Leo (July 23 – August 22)
In a strange form of protest against the new trends in personal adornment, you will make mooing sounds whenever you see someone with a nose ring. Coincidentally, some of them will say “Hay!”
Virgo (August 23 – September 22)
Ian McHarg once said, “Man is a blind, witless, anthropocentric clod who inflicts lesions upon the earth.” You will come up with a brilliant rebuttal to this, soon. You will say: “So?”
Libra (September 23 – October 22)
This may be a little late, but heck, late is better than never. You know when they said to shop naked? They meant shopping on-line…
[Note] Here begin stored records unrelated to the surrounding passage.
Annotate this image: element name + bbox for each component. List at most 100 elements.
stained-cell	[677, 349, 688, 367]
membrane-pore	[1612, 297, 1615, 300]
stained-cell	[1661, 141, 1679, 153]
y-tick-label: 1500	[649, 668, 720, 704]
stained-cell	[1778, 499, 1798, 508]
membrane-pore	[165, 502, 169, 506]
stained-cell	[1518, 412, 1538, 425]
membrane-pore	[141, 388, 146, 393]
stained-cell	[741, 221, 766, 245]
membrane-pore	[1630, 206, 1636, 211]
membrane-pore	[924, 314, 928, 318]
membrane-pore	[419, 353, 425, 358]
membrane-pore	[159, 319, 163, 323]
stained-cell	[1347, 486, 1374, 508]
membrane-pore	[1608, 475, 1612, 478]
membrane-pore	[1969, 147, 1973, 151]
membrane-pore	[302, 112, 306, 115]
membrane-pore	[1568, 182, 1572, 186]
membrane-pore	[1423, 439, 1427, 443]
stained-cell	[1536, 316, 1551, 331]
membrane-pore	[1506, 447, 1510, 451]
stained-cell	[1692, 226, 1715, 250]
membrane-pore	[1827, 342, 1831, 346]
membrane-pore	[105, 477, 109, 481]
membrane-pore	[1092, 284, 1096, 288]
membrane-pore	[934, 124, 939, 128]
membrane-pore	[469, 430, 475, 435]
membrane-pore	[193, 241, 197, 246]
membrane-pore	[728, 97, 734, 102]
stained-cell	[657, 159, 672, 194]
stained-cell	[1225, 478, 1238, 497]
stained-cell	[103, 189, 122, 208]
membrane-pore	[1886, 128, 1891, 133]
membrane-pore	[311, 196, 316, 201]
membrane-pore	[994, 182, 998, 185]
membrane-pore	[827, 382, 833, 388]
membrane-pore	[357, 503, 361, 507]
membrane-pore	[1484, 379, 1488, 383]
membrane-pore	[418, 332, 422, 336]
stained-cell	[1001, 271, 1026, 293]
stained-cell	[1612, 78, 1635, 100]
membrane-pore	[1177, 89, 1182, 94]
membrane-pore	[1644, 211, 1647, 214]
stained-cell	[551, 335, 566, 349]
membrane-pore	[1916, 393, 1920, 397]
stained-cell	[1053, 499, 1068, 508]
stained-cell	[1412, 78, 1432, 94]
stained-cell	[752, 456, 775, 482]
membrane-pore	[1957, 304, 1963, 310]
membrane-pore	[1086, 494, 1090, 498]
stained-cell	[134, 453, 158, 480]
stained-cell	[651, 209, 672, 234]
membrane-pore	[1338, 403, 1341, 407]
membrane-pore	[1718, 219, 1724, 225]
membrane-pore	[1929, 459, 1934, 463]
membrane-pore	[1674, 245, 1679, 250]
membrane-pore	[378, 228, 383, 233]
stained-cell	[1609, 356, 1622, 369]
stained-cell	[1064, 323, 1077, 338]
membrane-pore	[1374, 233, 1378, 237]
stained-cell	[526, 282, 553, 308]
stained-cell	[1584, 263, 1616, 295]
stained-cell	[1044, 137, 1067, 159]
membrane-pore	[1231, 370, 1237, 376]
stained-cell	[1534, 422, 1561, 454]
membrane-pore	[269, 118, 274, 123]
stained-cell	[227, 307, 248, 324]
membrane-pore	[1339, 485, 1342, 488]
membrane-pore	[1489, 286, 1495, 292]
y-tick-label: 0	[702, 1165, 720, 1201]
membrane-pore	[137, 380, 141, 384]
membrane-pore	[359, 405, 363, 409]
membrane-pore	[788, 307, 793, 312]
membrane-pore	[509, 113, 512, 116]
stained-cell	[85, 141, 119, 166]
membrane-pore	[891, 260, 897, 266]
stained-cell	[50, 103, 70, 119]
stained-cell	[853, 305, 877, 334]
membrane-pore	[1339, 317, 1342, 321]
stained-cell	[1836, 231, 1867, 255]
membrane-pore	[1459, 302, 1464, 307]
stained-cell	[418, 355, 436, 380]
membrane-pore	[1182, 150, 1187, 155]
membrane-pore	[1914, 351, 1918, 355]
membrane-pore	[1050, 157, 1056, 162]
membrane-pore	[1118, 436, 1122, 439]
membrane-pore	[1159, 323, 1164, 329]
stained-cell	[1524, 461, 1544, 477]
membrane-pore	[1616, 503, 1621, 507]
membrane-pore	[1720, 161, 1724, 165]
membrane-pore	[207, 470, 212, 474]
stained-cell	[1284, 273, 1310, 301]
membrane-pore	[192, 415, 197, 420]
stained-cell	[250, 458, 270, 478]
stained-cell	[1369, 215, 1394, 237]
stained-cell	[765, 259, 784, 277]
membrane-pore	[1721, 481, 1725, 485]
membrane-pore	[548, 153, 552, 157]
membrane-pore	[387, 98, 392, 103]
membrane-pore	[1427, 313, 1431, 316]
Scorpio (October 23 – November 21)
Don’t worry — that fortune cookie was wrong.
Sagittarius (November 22 – December 21)
Good day to power-walk. It not only looks silly, it is silly.
Capricorn (December 22 – January 20)
Good day to call an old friend, and reminisce. (It turns out to be much much harder to reminisce with a new friend.)
Aquarius (January 21 – February 18)
Good day to go around “nudging” people.
Pisces (February 19 – March 20)
You will be forced to re-evaluate your boss’ IQ, when you discover that he is looking forward to the release of “Titanic II”.